Katharina Walter studied Communication Design with an emphasis on typography and book layout at the University of Applied Sciences, Mainz under the supervision of Professor Hans-Peter Willberg and Professor Ulrike Stoltz and worked for several years in the fields of publishing, museums and theatre. During her subsequent cultural science studies at Humboldt-Universität zu Berlin, she specialised in the cultural and scientific history of typography and completed a Master's degree with a dissertation on the cultural technology of typography, using the example of Adrian Frutiger's 'Univers' font.

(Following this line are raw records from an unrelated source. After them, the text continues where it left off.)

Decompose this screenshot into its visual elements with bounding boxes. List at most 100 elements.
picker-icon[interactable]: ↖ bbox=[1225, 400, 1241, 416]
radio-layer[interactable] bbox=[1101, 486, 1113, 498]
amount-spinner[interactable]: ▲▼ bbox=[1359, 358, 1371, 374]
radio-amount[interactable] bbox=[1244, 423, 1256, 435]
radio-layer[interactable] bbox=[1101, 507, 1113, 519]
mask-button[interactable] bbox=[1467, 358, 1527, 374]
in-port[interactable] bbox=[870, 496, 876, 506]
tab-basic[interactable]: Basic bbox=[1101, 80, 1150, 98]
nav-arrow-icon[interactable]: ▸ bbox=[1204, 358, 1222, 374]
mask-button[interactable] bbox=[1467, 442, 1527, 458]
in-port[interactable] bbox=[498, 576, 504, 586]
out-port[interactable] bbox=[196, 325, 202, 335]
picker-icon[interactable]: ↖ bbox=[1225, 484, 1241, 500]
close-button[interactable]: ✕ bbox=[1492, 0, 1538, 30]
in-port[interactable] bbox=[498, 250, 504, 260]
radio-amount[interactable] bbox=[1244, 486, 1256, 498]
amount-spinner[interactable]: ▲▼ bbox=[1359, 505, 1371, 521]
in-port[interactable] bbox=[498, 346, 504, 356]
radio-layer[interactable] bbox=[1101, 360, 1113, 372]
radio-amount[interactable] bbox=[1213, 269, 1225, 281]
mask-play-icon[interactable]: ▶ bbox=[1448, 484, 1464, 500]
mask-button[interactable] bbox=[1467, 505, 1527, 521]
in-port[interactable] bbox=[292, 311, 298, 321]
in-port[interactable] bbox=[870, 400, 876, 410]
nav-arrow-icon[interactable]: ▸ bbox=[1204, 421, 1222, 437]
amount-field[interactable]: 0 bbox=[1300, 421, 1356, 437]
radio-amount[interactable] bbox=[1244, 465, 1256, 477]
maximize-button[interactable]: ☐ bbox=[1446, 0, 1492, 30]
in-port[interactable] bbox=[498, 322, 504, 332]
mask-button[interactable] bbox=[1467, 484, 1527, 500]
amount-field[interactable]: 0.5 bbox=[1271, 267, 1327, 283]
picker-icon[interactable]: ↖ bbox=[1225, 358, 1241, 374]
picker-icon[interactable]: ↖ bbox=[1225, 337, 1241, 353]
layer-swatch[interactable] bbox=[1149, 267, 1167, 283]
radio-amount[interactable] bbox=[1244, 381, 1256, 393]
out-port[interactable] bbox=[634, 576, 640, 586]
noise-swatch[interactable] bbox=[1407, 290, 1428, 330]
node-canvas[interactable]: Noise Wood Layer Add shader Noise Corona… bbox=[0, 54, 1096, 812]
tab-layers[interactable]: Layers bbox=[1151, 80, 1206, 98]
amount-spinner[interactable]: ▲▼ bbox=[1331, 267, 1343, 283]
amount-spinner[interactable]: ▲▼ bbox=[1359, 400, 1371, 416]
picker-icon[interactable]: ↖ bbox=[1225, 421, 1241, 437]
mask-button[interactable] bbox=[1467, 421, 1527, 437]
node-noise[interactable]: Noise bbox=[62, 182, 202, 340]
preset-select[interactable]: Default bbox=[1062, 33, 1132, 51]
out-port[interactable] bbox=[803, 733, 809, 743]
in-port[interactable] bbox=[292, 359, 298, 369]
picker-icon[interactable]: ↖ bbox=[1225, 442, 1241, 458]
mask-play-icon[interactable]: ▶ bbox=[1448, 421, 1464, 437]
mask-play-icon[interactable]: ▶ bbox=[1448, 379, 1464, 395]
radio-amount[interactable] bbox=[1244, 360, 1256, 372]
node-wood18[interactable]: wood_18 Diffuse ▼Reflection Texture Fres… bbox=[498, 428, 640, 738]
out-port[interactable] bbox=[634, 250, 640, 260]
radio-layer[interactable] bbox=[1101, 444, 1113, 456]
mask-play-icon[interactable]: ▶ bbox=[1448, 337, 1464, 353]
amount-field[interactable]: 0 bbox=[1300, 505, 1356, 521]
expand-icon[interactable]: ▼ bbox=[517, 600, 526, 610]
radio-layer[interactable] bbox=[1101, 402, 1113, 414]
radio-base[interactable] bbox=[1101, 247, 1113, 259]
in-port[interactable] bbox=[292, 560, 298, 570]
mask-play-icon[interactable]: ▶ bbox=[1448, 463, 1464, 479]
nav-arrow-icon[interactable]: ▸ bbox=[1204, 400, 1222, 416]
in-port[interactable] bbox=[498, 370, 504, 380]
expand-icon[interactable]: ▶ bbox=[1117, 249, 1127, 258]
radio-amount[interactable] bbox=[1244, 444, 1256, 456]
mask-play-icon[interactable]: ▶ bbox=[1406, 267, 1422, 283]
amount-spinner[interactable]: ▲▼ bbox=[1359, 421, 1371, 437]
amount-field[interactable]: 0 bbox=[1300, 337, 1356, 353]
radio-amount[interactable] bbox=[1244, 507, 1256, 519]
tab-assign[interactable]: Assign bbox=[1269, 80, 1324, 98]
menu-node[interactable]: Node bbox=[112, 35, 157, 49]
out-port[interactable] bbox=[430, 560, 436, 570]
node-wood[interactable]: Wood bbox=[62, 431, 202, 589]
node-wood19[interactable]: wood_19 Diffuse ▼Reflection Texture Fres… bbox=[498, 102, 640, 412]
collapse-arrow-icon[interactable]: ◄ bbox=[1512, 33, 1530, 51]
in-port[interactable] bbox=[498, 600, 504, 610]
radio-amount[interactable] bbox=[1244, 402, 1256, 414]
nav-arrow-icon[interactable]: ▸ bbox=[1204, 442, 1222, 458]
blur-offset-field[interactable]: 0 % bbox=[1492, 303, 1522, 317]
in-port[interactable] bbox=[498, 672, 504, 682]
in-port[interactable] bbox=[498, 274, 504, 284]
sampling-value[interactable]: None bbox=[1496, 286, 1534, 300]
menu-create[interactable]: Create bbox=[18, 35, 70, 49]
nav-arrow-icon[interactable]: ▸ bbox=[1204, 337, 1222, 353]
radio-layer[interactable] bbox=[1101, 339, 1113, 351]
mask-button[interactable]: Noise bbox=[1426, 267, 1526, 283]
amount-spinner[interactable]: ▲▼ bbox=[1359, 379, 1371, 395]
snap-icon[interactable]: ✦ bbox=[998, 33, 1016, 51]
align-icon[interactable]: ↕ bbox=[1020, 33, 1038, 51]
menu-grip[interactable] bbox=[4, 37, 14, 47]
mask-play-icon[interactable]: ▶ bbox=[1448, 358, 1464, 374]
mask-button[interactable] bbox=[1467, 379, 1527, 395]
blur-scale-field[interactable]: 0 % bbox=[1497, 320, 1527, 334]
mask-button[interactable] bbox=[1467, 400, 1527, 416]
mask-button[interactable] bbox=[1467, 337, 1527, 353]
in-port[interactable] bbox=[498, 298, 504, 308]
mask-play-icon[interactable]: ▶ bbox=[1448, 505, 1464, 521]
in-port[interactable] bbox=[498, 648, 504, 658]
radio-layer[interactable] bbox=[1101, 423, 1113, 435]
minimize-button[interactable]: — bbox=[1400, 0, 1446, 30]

In connection with this, Katharina Walter worked on the archiving of Frutiger's pre-mortem bequest at the Museum für Gestaltung in Zürich from April to July 2013.
Within her work at the Excellence Cluster, Katharina Walter researches the interdependence of typographic Gestaltung and media carriers, using a materials analytical approach. Her dissertation addresses the historic turn in typography, which involved the progression from the use of lead type to photo composition in the mid 1950s. Phototype technologies, at that time a novel feature and complex processing procedures are analysed as well as subjected to experiments using consolidated typographic structures; current perception patterns of typography are examined and new forms of reading generated.
Research interests:
Typography as cultural technique; history of the knowledge of typographic media and technologies; theories and discourses relating to typography.